# Human hair chewing dog



## dvmercke (Jan 21, 2011)

My Izzy is constantly chewing my hair and the hair of others:innocent: It is quit annoying. I spoke with her vet and groomer and they had no answers. Please help me..She will be 2 on Valentines day and has done this since 
she was a puppy.:smilie_tischkante:


----------



## uniquelovdolce (Mar 10, 2010)

all i could say is that it sounds like a habit . i have no clue , nmaybe put ther down , say no and ignore her every single time she does this , and when she doesnt do it praise and treat ?


----------



## silverhaven (Sep 6, 2009)

Awww! I love those little hair nips. Lola does this sometimes and it is really quite affectionate. She nibbles on eyebrows, hair and ears too, even tries to reach the eyelashes if I would let her. If it is done excessively though it sounds like you have have to stop her.
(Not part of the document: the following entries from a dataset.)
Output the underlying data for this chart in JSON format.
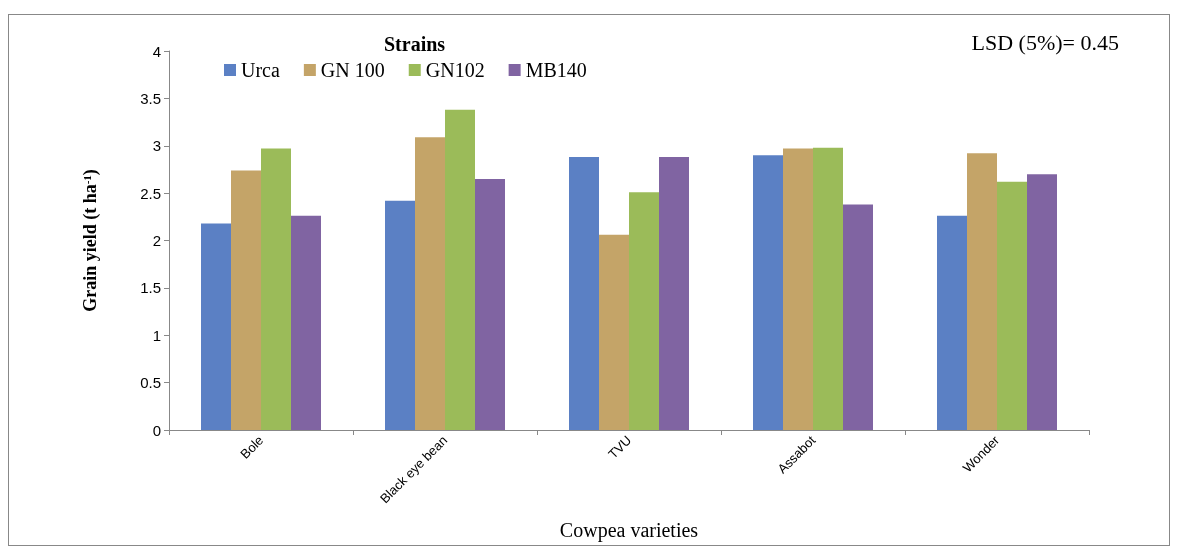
{
  "chart_data": {
    "type": "bar",
    "legend_title": "Strains",
    "xlabel": "Cowpea varieties",
    "ylabel": "Grain yield (t ha$^{-1}$)",
    "annotations": [
      "LSD (5%)= 0.45"
    ],
    "categories": [
      "Bole",
      "Black eye bean",
      "TVU",
      "Assabot",
      "Wonder"
    ],
    "series": [
      {
        "name": "Urca",
        "color": "#5b80c4",
        "values": [
          2.18,
          2.42,
          2.88,
          2.9,
          2.26
        ]
      },
      {
        "name": "GN 100",
        "color": "#c4a468",
        "values": [
          2.74,
          3.09,
          2.06,
          2.97,
          2.92
        ]
      },
      {
        "name": "GN102",
        "color": "#9bbb59",
        "values": [
          2.97,
          3.38,
          2.51,
          2.98,
          2.62
        ]
      },
      {
        "name": "MB140",
        "color": "#8064a2",
        "values": [
          2.26,
          2.65,
          2.88,
          2.38,
          2.7
        ]
      }
    ],
    "ylim": [
      0,
      4
    ],
    "yticks": [
      0,
      0.5,
      1,
      1.5,
      2,
      2.5,
      3,
      3.5,
      4
    ],
    "grid": false,
    "legend": "top"
  }
}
A sharp ah ah, or no while removing her should work I should think, as she can't really get to the hair etc. unless you let her.


----------



## SugarBob62 (Nov 9, 2009)

HAHA Nelson is OBSESSED with wet hair...fresh outta the shower. He goes crazy for it. Rubbing on it, biting it, scratching on it. I have to get a video of it one of these days. I dunno what it is...

But sometimes he does nibble on the end if I'm holding him, but I too think it's cute. I guess I would be bothered though if he did it constantly, or on guests hahaha. But I dunno why he does that either...?


----------



## silverhaven (Sep 6, 2009)

SugarBob62 said:


> HAHA Nelson is OBSESSED with wet hair...fresh outta the shower. He goes crazy for it. Rubbing on it, biting it, scratching on it. I have to get a video of it one of these days. I dunno what it is...
> 
> But sometimes he does nibble on the end if I'm holding him, but I too think it's cute. I guess I would be bothered though if he did it constantly, or on guests hahaha. But I dunno why he does that either...?


Too funny. Lola goes so crazy when hubby comes out of the shower it is now a ritual where he bends down to the floor so she can fly around his head rubbing and drying his hair :wub::wub:


----------



## maggieh (Dec 16, 2007)

Tessa does this when we're rolling around play wrestling on the floor!


----------



## princessre (Dec 23, 2008)

Casanova loves to chew on my hair too.....but only at night....He thinks he is "grooming" me. I thank him afterward. I think it's adorable too :wub: because he really thinks he is helping me.


----------



## aprilb (Jul 9, 2010)

My Lily is a hair-puller! Her favorite thing to do is pull the hairs on my hubby's arms, she pulls her sister's tail, and pulls at the fibers on my kitchen rug.!:smilie_tischkante:


----------



## SugarBob62 (Nov 9, 2009)

silverhaven said:


> Too funny. Lola goes so crazy when hubby comes out of the shower it is now a ritual where he bends down to the floor so she can fly around his head rubbing and drying his hair :wub::wub:


 
HHHAAHA thats exactly how it is here!!! A "ritual" :HistericalSmiley: :HistericalSmiley: :HistericalSmiley:

Funny, the crazy things we let our dogs to...US!!!


----------